In the middle of a pandemic, Michael Rodgers is getting ready, not to close his store, but to open a new one.

“It’s a bit of a risk, but we’ll keep our fingers crossed,” said the small business owner.

Rodgers is the owner of The Papery in Victoria. But after 24 years, he’s relocating in an effort to save the business.

“It’s horrible what’s happening with a lot of the local business. A lot of them just aren’t going to make it, and neither would I,” said Rodgers. “We decided we had to do something or we wouldn’t survive the next year.”

Once COVID-19 hit and restrictions were implemented, Rodgers says he could only have four people in his store at a time with two employees. He says having so few people in the store at one time isn’t enough to keep his business afloat.

“At Christmas time we have 40 or 50 customers a day. So when you translate that, instead of doing 400 or 500 transactions a day, we were doing 60 or 70 and we just felt it wasn’t viable to run the business,” said Rodgers.

So instead of closing down, Rodgers is making the risky move of expanding. The Papery will be moving a few doors down the street, going from an 800 square-foot store to one that is 2,700 square feet, where they can hold more customers.

Many businesses in Victoria and on Vancouver Island have been forced to make quick adjustments to meet customer needs during COVID-19.

Among them is Capital Iron, which, in anticipation of more people remaining around for the summer, ordered more inventory to accommodate the demand from customers.

Kelly Both, manager of the Victoria Capital Iron, says patio furniture, hot tubs, and barbeques flew off the shelves this summer.

“Capital Iron is known for barbecues, but especially this year we’re up over $130,000 compared to last, and that’s a direct result of people spending more time at home in their backyards with their families and friends in their bubble,” said Both.
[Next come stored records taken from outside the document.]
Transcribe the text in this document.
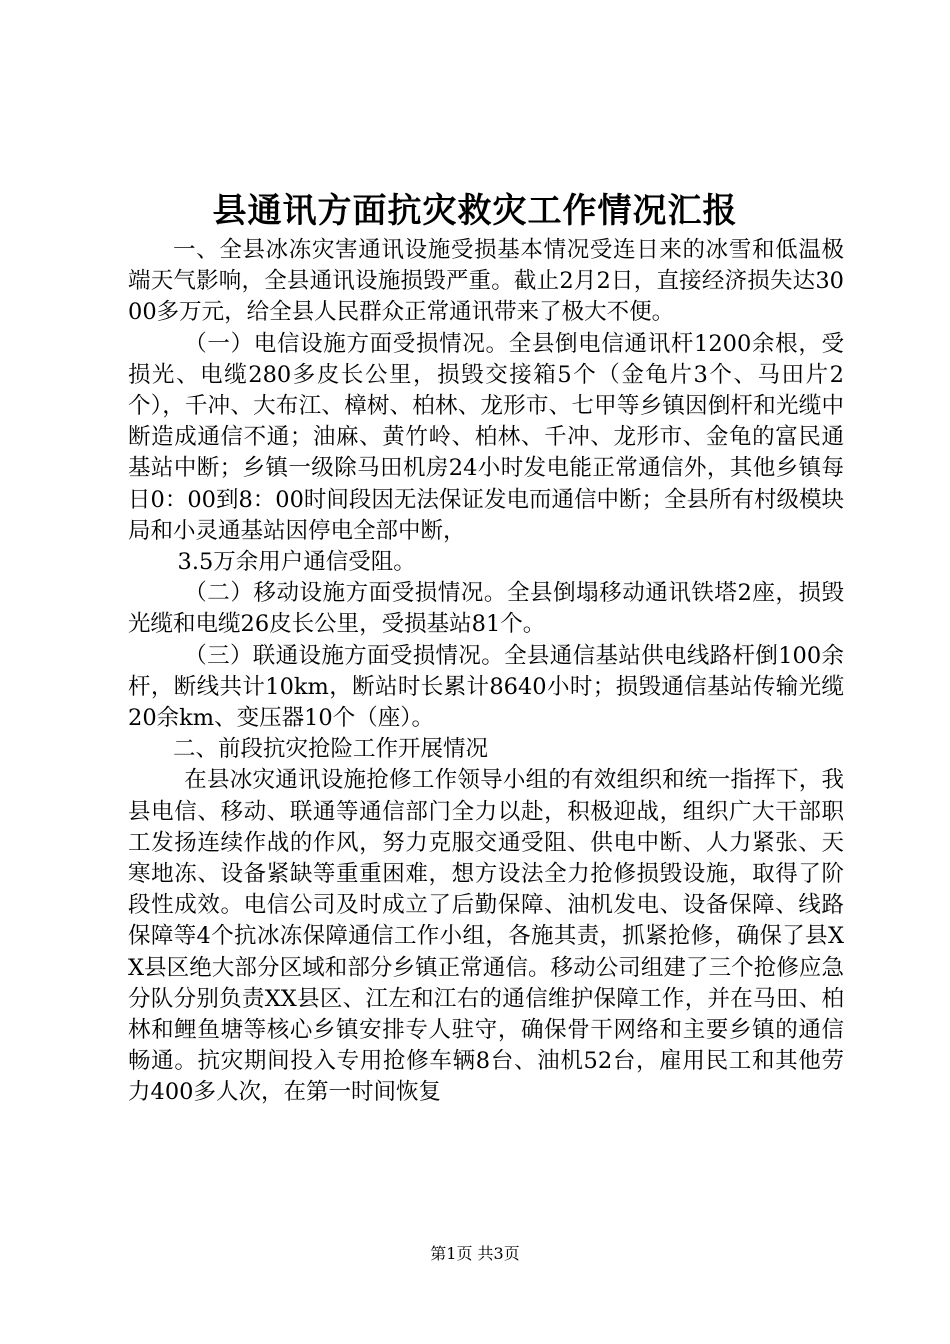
县通讯方面抗灾救灾工作情况汇报

一、全县冰冻灾害通讯设施受损基本情况受连日来的冰雪和低温极端天气影响，全县通讯设施损毁严重。截止2月2日，直接经济损失达3000多万元，给全县人民群众正常通讯带来了极大不便。

（一）电信设施方面受损情况。全县倒电信通讯杆1200余根，受损光、电缆280多皮长公里，损毁交接箱5个（金龟片3个、马田片2个），千冲、大布江、樟树、柏林、龙形市、七甲等乡镇因倒杆和光缆中断造成通信不通；油麻、黄竹岭、柏林、千冲、龙形市、金龟的富民通基站中断；乡镇一级除马田机房24小时发电能正常通信外，其他乡镇每日0：00到8：00时间段因无法保证发电而通信中断；全县所有村级模块局和小灵通基站因停电全部中断，

3.5万余用户通信受阻。

（二）移动设施方面受损情况。全县倒塌移动通讯铁塔2座，损毁光缆和电缆26皮长公里，受损基站81个。

（三）联通设施方面受损情况。全县通信基站供电线路杆倒100余杆，断线共计10km，断站时长累计8640小时；损毁通信基站传输光缆20余km、变压器10个（座）。

二、前段抗灾抢险工作开展情况

在县冰灾通讯设施抢修工作领导小组的有效组织和统一指挥下，我县电信、移动、联通等通信部门全力以赴，积极迎战，组织广大干部职工发扬连续作战的作风，努力克服交通受阻、供电中断、人力紧张、天寒地冻、设备紧缺等重重困难，想方设法全力抢修损毁设施，取得了阶段性成效。电信公司及时成立了后勤保障、油机发电、设备保障、线路保障等4个抗冰冻保障通信工作小组，各施其责，抓紧抢修，确保了县XX县区绝大部分区域和部分乡镇正常通信。移动公司组建了三个抢修应急分队分别负责XX县区、江左和江右的通信维护保障工作，并在马田、柏林和鲤鱼塘等核心乡镇安排专人驻守，确保骨干网络和主要乡镇的通信畅通。抗灾期间投入专用抢修车辆8台、油机52台，雇用民工和其他劳力400多人次，在第一时间恢复

第1页 共3页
Capital Iron has also ordered 30 more large outdoor heaters, which they would have never normally ordered in October, as COVID-19 restrictions keep more people in the country and closer to home.

Kelly says overall, sales are down compared to last year but in recent months it’s picked packed up, seeing sales rise. In the last week, the store has seen a boom in business in their outdoor rain gear.

“It is amazing the support we’ve received over the last seven-plus months, especially over through this really uncertain time,” said Kelly, thanking the community for supporting local.

Those sentiments are mirrored by Rodgers.

“Small businesses provide over half of the employment in Victoria, we need to step up and help out the local business and restaurants,” said Rodgers.

For now, he’s hoping his gamble will pay off. The new and improved larger store is set to open on November 24th on Fort Street, where the old Russel Books used to reside.